Dell‘s understanding of open source and open development has made a similar transformation. Crowbar was originally Apache 2 open sourced because we imagined it becoming part of the OpenStack project. While that ambition has faded, the practical benefits of open collaboration have proven to be substantial.

The results from this first year are compelling:

  • For OpenStack Diablo, coordination with the Rackspace Cloud Builder team enabled Crowbar to include the Keystone and Dashboard projects into Dell’s solution
  • For OpenStack Essex, the community focused work we did for the March Essex Hackday are directly linked to our ability to deliver Dell’s OpenStack-Powered Essex solution over two months earlier than originally planned.
  • For Apache Hadoop distributions for 3.x and 4.x with implementation of Cloudera Manager and eco system components.
  • We’ve amassed hundreds of mail subscribers and Github followers
  • Support for multiple releases of RHEL, Centos & Ubuntu including Ubuntu 12.04 while it was still in beta.
  • SuSE does their own port of Crowbar to SuSE with important advances in Crowbar’s install model (from ISO to package).

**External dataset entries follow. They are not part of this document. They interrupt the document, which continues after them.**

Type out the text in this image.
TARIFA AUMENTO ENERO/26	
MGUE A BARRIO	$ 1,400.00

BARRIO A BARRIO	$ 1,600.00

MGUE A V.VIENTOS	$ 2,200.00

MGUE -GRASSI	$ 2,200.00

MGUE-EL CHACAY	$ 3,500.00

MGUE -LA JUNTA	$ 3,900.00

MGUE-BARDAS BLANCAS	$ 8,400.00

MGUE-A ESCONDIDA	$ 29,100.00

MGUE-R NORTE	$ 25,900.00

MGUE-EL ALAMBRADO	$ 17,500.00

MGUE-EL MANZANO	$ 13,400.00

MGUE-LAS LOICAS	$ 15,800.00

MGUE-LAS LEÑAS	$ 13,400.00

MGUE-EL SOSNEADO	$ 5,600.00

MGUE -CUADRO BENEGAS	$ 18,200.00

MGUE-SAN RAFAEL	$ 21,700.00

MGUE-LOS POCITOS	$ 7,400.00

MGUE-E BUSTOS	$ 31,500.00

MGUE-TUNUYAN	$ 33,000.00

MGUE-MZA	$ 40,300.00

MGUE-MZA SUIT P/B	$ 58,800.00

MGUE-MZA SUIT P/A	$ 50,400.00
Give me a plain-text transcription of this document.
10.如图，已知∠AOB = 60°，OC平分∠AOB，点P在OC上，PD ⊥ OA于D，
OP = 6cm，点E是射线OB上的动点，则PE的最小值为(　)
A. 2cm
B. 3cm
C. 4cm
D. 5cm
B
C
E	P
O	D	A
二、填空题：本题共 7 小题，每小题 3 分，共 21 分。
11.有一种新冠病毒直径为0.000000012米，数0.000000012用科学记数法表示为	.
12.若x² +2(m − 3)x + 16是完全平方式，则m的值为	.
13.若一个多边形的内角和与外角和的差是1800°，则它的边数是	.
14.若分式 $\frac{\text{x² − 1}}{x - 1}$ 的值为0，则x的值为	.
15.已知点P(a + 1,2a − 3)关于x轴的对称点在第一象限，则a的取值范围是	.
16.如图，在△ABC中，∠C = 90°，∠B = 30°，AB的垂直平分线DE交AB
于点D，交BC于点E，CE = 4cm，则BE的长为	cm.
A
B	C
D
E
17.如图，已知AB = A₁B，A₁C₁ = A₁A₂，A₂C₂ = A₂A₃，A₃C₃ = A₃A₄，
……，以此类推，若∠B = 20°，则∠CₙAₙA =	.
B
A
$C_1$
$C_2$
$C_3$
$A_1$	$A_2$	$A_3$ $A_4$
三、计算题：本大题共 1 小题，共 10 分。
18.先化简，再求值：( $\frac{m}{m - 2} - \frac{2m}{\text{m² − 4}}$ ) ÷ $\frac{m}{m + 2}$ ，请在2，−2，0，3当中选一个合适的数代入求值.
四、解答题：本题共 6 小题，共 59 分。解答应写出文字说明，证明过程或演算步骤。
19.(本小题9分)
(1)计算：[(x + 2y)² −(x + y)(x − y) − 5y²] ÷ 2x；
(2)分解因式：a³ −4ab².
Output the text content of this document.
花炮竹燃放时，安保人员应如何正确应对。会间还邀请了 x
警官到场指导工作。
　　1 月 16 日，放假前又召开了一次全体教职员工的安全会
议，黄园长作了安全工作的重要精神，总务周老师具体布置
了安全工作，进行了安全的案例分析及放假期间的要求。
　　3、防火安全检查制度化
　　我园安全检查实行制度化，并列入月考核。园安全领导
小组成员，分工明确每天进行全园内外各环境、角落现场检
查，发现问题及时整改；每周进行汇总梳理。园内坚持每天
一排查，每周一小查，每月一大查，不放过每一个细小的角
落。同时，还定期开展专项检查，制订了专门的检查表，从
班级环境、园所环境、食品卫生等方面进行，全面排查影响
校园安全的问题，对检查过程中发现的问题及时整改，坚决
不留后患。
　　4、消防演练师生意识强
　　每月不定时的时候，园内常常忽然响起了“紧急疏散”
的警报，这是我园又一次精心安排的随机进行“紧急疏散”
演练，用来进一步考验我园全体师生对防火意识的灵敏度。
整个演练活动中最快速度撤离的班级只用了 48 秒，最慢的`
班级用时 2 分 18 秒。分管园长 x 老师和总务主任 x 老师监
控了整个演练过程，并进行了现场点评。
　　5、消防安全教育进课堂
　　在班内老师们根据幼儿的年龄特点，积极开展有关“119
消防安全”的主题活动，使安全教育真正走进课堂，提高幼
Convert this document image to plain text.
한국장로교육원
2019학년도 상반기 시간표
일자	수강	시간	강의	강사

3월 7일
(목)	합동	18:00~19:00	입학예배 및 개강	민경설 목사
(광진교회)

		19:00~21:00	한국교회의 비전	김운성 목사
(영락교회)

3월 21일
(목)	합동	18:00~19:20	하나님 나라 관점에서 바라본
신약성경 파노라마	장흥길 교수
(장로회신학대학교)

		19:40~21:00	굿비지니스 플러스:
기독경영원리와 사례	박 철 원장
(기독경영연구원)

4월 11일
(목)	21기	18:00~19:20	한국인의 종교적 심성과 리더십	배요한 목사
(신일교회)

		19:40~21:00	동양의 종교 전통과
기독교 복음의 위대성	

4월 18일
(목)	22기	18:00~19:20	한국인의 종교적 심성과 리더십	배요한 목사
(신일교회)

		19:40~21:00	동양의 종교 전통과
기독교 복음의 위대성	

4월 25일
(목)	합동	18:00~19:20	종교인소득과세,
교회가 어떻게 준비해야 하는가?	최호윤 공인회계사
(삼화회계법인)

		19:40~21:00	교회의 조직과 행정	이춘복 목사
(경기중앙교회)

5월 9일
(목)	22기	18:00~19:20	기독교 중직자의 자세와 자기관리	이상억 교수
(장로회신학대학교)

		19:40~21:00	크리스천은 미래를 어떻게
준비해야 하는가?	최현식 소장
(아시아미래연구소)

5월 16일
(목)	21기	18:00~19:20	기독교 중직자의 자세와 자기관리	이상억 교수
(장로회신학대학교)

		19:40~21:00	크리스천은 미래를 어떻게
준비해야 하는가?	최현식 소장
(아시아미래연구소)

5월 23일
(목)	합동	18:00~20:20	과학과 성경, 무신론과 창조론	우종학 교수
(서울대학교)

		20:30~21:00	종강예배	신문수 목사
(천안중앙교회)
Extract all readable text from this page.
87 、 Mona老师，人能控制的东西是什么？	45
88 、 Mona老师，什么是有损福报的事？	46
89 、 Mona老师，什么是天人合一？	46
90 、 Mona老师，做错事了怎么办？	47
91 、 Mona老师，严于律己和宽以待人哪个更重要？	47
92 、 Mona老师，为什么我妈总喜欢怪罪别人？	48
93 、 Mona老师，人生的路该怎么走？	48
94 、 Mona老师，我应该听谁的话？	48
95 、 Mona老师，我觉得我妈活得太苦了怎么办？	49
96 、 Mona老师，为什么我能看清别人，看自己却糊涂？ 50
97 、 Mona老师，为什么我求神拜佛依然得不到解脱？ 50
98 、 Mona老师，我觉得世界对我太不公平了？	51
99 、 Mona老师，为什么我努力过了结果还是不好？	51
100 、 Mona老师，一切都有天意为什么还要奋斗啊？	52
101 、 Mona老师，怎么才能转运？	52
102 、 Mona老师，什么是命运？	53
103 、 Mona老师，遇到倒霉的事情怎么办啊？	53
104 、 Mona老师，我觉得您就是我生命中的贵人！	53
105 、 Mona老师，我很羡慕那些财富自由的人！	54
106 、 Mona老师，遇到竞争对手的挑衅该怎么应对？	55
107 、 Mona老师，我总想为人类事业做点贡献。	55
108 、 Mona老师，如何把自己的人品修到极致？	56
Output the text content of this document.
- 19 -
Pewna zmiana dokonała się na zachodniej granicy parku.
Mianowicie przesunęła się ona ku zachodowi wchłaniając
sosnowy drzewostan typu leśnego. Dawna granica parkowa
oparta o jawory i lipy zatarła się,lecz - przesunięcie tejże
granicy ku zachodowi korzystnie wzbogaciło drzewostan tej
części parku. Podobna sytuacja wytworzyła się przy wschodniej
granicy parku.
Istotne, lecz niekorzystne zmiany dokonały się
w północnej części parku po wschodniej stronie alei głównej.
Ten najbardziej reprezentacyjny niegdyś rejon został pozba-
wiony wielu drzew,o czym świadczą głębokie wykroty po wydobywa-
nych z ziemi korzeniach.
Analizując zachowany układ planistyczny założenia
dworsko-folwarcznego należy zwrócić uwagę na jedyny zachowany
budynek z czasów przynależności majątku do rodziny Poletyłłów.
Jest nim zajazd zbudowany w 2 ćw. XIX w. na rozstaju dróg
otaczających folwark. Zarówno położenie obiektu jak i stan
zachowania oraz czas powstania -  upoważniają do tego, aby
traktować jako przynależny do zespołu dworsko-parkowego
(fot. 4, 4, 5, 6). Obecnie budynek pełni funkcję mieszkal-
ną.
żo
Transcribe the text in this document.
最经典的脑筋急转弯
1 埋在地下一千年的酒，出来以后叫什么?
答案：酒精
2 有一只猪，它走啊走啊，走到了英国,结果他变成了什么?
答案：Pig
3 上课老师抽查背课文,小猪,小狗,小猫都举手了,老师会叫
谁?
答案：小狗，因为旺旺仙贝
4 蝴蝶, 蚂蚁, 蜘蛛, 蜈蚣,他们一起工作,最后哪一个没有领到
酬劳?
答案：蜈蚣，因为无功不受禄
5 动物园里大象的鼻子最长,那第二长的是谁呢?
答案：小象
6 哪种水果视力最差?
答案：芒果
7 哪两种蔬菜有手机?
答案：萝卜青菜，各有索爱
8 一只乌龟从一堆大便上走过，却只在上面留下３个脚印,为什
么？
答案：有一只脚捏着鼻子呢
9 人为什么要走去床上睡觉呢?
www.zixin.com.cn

We stand on the edge of many exciting transformations for Crowbar’s second year. Based on the amount of change from this year, I’m hesitant to make long term predictions. Yet, just within next few months there are significant plans based on Crowbar 2.0 refactor. We have line of site to changes that expand our tool choices, improve networking, add operating systems and become more even production ops capable.

That’s quite a busy year!

What does “enable upstream recipes” mean? Not just fishing for community goodness!

One of the major Crowbar 2.0 design targets is to allow you to “upstream” operations scripts more easily.  “Upstream code” means that parts of Crowbar’s source code could be maintained in other open source repositories.  This is beyond a simple dependency (like Rails, Curl, Java or Apache): Upstreaming allows Crowbar can use code managed in the other open source repositories for more general application.  This is important because Crowbar users can leverage DevOps logic that is more broadly targeted than just Crowbar.  Even more importantly, upstreaming means that we can contribute and take advantage of community efforts to improve the upstream source.

Specifically, Crowbar maintains a set of OpenStack cookbooks that make up the core of our OpenStack deployment.  These scripts have been widely cloned (not forked) and deCrowbarized for other deployments.  Unfortunately, that means that we do not benefit from downstream improvements and the cloners cannot easily track our updates.  This happened because Crowbar was not considered a valid upstream OpenStack repository because our deployment scripts required Crowbar.  The consequence of this cloning is that incompatible OpenStack recipes have propagated like cracks in a windshield.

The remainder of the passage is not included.